I'd like to see psyonics be a quasi-random talent rather than a structured class - yes, the hell with balance - somewhat similar to the Deryni (Kurtz) or channelers (Jordan), but maybe with just the more subtle abilities e.g. telepathy, suggestion, mental defense, etc.

Lanefan
 

Personally I'd like to see Psionics as just mana based spellcasting and that's it.
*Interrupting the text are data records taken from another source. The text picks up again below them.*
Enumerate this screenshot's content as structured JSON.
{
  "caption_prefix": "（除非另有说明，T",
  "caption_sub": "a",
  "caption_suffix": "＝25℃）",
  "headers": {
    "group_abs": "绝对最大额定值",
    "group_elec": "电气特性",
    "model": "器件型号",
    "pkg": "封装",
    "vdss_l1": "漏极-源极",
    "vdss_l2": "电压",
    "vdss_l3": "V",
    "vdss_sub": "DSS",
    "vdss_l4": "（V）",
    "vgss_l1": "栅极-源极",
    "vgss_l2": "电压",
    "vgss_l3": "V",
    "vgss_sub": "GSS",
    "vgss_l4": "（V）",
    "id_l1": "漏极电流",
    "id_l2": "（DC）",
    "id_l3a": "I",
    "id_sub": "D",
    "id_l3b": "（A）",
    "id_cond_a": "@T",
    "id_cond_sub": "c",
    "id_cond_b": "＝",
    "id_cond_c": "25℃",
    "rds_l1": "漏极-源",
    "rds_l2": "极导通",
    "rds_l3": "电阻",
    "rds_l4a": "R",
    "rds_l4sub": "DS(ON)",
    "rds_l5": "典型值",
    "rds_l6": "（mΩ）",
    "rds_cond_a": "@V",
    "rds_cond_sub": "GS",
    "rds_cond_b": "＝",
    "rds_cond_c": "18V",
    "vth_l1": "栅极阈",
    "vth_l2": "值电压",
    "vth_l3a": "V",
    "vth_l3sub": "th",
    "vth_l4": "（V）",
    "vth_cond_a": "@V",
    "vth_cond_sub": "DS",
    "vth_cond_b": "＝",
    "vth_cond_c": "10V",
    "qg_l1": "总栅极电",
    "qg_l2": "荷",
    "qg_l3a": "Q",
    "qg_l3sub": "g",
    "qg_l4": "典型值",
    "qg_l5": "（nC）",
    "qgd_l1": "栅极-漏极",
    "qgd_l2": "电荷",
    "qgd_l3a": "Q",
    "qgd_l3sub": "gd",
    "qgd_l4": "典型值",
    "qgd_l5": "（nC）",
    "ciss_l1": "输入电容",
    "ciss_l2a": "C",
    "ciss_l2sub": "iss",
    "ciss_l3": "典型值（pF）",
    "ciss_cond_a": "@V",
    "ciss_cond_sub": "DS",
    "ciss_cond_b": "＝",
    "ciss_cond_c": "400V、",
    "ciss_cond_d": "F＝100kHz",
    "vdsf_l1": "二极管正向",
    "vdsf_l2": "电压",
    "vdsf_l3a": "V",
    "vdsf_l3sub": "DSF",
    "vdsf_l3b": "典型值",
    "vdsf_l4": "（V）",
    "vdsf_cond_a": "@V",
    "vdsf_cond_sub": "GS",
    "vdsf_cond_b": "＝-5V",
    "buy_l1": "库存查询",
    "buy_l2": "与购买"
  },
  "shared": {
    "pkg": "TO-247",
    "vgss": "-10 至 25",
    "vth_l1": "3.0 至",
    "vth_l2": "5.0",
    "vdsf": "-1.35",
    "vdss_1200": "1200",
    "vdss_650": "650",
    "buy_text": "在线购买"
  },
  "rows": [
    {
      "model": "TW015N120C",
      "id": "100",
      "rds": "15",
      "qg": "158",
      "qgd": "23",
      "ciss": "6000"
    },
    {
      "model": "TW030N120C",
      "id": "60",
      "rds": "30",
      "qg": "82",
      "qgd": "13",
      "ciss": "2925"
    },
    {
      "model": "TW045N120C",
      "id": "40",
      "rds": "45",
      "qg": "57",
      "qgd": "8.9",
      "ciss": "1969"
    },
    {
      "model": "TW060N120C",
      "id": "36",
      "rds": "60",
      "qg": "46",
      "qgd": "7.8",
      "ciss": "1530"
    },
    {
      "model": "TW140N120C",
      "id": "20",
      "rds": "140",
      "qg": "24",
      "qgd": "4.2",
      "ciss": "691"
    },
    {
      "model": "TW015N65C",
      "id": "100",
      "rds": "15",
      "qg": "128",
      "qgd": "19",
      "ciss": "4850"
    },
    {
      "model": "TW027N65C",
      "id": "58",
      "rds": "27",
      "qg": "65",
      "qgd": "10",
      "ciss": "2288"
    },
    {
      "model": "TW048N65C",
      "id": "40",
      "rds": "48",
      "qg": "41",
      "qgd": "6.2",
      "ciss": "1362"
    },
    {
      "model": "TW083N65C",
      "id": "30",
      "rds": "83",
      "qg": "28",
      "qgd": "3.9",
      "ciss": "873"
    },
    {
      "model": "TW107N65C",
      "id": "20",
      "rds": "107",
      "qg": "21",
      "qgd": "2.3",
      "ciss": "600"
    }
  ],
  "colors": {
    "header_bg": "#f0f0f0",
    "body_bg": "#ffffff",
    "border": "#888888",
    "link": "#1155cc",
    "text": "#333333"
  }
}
So a psion would have power points, and the spells they cast could be considered "different' as far as dispel and anti-magic fields are concerned, but I would rather see one list of spells rather than one list for spells and one for powers. Make psions draw from the same spell list the wizard and sorcerer draw from. If they could do this I would love to see psionics in 4th edition.
 

I love Psionics and the XPH. That said............



NO!

Only because the core books should be kept as simple as possible for new players learning the game. Some folks also want to keep things simple too.